Bu Harti, pemilik warung soto itu kebingungan dengan pertanyaan Risa. Gadis itu datang membawa sebuah sapu tangan yang diklaim sebagai milik pria berambut panjang, pekerja baru di warung soto miliknya.
"Kamu ini ngomong apa sih, Ris?" Tanya Bu Harti. Dia masih belum mengerti tentang pegawai barunya. Tidak, Bu Harti sendiri merasa tidak pernah membuka lowongan pekerjaan.
"Pekerja baru di warung, Bu. Semalam juga dia yang nganterin soto," kata Risa kekeuh. Pikirnya Bu Harti sudah mulai pikun. Iya, wajar saja, wanita itu sudah lebih dari lima puluh tahun.
"Ris, dengerin Ibu. Warung soto Ibu kan nggak besar-besar amat dan Ibu masih sanggup menjalankannya sendiri. Kamu salah kali, ah!" seru Bu Harti menyangkal semua omongan Risa. Tangannya menepuk pundak gadis itu beberapa kali sebelum mendesah dengan perasaan kasihan terhadap gadis yatim piatu di hadapannya.

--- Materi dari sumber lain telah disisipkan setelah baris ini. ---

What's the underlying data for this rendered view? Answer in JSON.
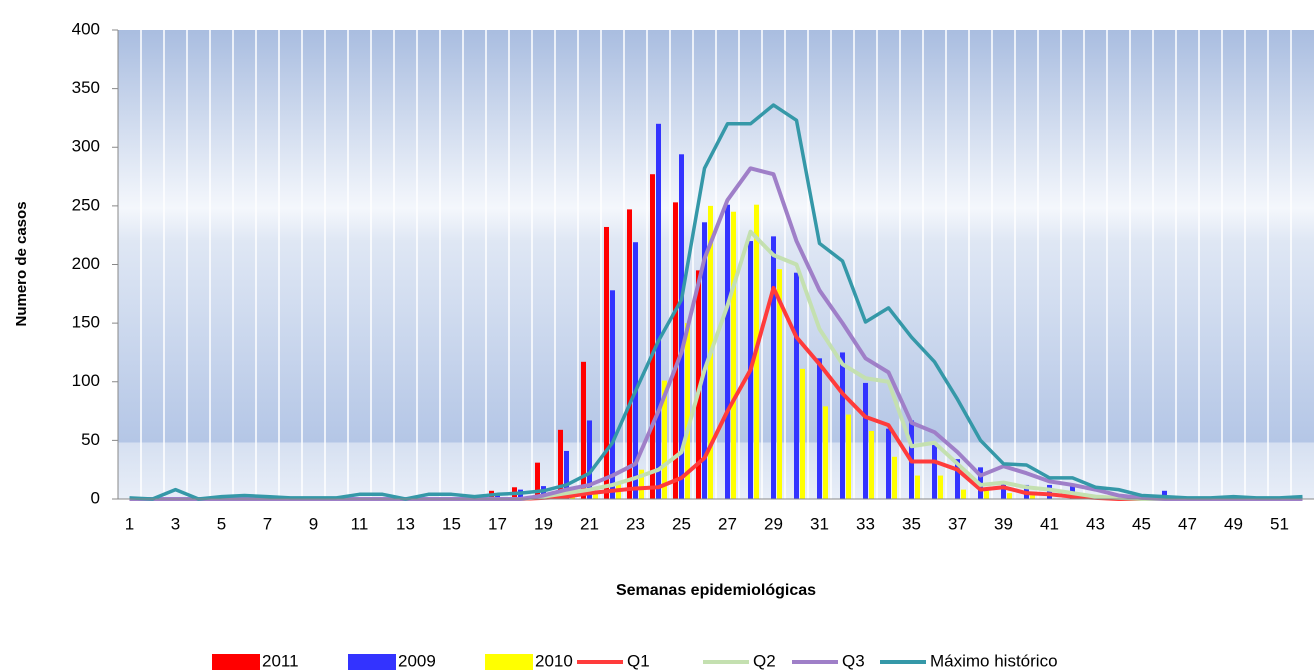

Bagaimana tidak, di usia semuda itu Risa sudah menjadi seseorang yang terbilang mapan. Pekerjaan tetap dengan gaji bulanan tinggi. Meski masih menyewa rumah, Bu Harti yakin isi rekening milik Risa tidak terbayangkan jumlahnya.
Padahal wanita itu tidak tahu sebesar apa pengeluaran Risa dan adiknya setiap bulan. Bayar kuliah Rendi, membeli kebutuhan dapur dan lain-lain.
Selama perjalanannya di bus menuju kantor, pikiran Risa dibuat melayang-layang mengingat ucapan Bu Harti yang sangat berbeda dengan apa yang terjadi semalam. Jelas-jelas ada seorang pria yang mengaku sebagai pekerja baru. Dia juga memakai celemek yang sama dengan Bu Harti. Lantas, kenapa wanita baya itu menyangkal?